İnsanlarla iç içe olmak tam benim işim. Evet bir dönem çalan telefonlara bakmak
istemeyecek kadar nefret etmiştim kabul ama insansız bir hayat yaşayamayacağımı
anlamış bulunmaktayım. Bazen sabah kalktığımda –kimileri buna öğlen diyor- evde
delirecek gibi oluyorum. Zaten kendimi ya sokağa atıyorum ya da yemek
yapıyorum. Televizyon ile iletişimim ise sesten ibaret. İlk günler güle oynaya
izlediğim, birbirinin aynı programlardan nefret ediyorum. Evet televizyon insanı
aptallaştırıyor sözünü şimdi daha iyi anlayabiliyorum.
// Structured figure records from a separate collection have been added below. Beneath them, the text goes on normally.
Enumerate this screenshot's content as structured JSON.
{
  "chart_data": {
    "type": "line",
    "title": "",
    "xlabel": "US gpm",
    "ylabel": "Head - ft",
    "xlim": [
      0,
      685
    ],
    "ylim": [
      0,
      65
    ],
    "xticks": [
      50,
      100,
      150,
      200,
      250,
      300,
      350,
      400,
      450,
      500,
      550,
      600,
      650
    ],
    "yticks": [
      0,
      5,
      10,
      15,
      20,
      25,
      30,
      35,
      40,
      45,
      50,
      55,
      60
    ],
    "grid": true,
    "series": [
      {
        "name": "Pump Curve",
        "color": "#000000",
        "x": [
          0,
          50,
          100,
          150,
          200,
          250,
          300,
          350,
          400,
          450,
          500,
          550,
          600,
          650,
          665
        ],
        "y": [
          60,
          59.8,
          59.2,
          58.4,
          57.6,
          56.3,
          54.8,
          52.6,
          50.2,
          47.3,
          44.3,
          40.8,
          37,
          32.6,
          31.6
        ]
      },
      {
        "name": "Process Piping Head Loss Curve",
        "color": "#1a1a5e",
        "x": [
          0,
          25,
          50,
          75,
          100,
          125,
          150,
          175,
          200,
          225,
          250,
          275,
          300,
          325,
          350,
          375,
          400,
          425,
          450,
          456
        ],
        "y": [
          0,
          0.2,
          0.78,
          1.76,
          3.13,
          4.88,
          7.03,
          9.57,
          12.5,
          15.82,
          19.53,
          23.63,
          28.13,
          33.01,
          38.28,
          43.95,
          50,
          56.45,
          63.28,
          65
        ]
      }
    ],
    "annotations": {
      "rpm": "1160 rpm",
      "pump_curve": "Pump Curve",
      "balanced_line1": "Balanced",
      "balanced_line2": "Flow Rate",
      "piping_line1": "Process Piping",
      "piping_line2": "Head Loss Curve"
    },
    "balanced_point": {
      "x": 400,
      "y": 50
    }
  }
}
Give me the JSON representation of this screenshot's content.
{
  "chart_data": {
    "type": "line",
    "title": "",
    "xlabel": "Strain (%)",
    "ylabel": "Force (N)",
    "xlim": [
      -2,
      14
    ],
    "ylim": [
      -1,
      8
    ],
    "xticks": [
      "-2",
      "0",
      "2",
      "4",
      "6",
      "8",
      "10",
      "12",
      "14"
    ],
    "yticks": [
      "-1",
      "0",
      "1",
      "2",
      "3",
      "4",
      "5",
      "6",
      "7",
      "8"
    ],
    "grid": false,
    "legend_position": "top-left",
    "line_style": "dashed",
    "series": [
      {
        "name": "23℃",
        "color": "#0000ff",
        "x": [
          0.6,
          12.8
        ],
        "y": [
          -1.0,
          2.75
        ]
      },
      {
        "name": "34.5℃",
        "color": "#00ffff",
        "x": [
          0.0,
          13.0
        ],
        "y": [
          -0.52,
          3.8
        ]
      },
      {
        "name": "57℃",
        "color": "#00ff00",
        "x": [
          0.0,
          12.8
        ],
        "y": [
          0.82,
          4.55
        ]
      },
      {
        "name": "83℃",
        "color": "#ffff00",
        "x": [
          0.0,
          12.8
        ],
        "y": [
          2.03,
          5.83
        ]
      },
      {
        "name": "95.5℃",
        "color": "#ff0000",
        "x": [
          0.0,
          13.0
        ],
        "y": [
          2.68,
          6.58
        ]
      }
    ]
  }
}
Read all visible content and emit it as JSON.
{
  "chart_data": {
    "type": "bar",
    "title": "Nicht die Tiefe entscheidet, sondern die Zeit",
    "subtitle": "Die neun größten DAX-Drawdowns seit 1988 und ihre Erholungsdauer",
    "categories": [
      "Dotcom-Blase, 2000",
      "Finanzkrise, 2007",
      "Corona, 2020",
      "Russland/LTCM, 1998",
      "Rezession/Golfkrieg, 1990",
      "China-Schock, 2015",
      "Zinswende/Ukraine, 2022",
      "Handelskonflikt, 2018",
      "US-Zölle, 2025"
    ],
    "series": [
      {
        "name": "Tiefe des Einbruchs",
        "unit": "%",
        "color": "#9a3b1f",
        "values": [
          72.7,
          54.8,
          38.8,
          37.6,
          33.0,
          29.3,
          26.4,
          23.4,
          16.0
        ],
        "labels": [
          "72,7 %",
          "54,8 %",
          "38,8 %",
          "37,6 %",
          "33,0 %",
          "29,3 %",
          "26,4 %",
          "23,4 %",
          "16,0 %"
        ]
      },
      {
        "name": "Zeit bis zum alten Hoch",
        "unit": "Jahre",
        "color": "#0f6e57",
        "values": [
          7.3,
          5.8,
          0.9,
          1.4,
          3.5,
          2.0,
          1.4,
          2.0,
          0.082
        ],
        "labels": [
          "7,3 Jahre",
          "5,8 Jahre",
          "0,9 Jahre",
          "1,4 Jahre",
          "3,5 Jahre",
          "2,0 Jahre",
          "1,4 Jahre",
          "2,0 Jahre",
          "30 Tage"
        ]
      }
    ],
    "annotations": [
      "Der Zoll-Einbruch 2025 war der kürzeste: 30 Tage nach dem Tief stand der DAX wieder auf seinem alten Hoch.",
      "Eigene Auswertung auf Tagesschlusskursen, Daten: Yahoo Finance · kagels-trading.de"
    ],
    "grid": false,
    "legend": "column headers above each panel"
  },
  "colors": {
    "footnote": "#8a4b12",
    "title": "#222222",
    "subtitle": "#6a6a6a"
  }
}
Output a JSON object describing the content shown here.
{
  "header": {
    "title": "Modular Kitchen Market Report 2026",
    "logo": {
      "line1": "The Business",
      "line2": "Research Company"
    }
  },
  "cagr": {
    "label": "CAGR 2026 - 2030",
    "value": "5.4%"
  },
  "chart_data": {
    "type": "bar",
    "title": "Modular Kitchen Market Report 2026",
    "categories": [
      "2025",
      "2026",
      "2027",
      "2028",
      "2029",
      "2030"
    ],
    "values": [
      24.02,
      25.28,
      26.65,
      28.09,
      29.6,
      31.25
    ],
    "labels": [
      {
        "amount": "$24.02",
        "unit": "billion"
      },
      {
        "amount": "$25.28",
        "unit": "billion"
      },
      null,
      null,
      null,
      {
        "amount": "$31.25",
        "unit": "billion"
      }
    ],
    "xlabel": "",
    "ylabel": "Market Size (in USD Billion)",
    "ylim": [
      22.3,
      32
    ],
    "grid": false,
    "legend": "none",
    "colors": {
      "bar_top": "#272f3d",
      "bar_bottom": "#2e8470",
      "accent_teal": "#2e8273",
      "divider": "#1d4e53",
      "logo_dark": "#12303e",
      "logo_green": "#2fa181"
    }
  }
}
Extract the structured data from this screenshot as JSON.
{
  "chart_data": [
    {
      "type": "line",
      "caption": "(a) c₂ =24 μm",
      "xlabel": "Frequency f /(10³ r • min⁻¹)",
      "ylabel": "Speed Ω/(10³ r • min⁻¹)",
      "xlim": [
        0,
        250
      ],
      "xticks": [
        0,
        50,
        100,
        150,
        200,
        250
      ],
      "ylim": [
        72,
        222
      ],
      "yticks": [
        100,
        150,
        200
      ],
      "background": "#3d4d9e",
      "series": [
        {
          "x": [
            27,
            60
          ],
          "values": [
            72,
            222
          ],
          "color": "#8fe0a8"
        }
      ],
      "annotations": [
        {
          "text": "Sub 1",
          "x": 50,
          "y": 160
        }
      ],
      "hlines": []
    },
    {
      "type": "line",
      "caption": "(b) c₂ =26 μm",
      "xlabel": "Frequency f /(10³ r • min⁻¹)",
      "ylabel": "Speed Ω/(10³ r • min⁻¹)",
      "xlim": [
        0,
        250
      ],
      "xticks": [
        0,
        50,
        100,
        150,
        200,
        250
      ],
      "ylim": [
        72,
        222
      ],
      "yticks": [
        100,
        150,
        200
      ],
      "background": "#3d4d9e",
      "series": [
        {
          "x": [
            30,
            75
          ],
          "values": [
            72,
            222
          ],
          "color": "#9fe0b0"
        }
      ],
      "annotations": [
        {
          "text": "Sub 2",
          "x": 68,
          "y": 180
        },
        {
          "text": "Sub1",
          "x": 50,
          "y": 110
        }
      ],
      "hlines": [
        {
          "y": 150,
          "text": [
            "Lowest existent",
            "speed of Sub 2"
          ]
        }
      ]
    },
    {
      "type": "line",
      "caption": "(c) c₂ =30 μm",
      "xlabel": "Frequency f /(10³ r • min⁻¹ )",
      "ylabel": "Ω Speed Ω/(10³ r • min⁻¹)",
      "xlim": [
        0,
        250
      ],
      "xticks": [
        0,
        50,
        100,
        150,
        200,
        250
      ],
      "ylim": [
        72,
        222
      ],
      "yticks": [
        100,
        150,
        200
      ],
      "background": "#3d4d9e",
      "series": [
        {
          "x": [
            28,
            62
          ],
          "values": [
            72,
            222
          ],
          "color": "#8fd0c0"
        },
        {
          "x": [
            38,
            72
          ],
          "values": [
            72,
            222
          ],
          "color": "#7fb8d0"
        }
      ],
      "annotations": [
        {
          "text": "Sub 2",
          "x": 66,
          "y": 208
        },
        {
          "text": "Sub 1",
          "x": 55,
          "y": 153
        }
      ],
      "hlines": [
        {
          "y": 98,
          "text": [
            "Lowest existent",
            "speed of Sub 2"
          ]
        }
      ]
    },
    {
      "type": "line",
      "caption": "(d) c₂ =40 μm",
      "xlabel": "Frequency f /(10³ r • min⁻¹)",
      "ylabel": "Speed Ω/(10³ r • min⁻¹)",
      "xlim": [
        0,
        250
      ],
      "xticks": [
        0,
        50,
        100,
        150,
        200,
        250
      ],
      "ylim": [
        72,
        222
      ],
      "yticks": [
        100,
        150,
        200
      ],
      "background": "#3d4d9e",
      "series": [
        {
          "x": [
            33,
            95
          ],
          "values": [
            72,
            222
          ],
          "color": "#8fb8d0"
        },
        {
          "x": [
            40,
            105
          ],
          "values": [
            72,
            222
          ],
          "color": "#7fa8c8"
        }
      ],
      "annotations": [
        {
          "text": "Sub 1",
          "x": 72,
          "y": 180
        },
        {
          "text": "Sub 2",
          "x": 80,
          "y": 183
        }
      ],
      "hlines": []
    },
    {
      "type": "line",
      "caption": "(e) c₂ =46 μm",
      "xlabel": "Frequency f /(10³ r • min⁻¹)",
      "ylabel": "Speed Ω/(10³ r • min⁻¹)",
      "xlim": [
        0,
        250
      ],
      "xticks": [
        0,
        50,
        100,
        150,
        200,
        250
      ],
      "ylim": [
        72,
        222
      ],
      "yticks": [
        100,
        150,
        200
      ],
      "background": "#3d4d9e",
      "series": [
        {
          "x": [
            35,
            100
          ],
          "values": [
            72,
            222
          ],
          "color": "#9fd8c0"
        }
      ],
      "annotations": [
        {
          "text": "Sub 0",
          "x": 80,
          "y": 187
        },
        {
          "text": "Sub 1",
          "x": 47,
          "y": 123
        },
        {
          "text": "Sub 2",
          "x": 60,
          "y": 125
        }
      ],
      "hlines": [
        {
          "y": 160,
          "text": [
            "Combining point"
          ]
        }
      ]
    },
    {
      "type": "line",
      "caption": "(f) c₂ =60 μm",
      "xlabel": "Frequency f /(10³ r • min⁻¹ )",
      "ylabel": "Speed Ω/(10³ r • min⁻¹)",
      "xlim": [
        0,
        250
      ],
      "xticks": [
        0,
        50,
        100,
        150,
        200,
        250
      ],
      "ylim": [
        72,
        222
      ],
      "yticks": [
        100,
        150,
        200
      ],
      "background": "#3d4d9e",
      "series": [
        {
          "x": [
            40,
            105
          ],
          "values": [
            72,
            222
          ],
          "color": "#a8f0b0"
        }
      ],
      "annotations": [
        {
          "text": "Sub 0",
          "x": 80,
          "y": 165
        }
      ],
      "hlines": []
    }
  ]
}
Bu arada her zaman olduğu gibi ok parlak fikirlerimi de
uykuya yatırmış bulunmaktayım. Neyse ben sizin başınızı fazla ağırtmayayım. Son
bir fotoğraf ile ben ‘Uyku’ya gideyim…
15 yorum:
İşten ayrılmana şaşırdım. Ama doğum fotoğrafçısı olmak süper fikir. Son zamanlarda popüler meslekler arasına girdi.
Hayırlısı olsun senin için.
Sevgiler :)
tatlım, hakkında hayırlısı olsun.
açıkçası seni ben de merak etmiştim ^^
ama iyi haberlerini aldım mutlu olduum =)
bence de hiç çekilir bir meslek değil
sadce aktifliği bir derece çekilir kılıyor gibi
ama çok fazla zaman geçirince o da boğuyor, kendin olamadığını düşünüyorsun ..
ben şu an işin sayfa mizanpajı kısmındayım ama
ben de kendimi kendim gibi göremiyorum ..
tatlım, hakkında hayırlısı olsun.
açıkçası seni ben de merak etmiştim ^^
ama iyi haberlerini aldım mutlu olduum =)
bence de hiç çekilir bir meslek değil
sadce aktifliği bir derece çekilir kılıyor gibi
ama çok fazla zaman geçirince o da boğuyor, kendin olamadığını düşünüyorsun ..
ben şu an işin sayfa mizanpajı kısmındayım ama
ben de kendimi kendim gibi göremiyorum ..
Gamze'cim yeni işin güzellikler getirsin sana. Kocaman sevgiler, bol kitaplı günler ...
hanhildem, teşekkür ederim. karar vermek zordu ama başardım.
Hayat Bir Dejavu, meslektaşın derdini meslektaş anlar:))
kitap sesleri, çok teşekkür ederim. Desteklerinizi bekliyorum:)
Fotoğraflar muhteşem, zaten bebek yada çocuk olurda muhteşem olmaz mı?
Cok teşekkür ederim. Bu küçük sılaları cok seviyorum. :))
merak eder tabii ya ;)
ben de internet yasaklısıyım bu hafta(sınavlar(: ) ama bi göz atayım derken güncellemeni gördüm.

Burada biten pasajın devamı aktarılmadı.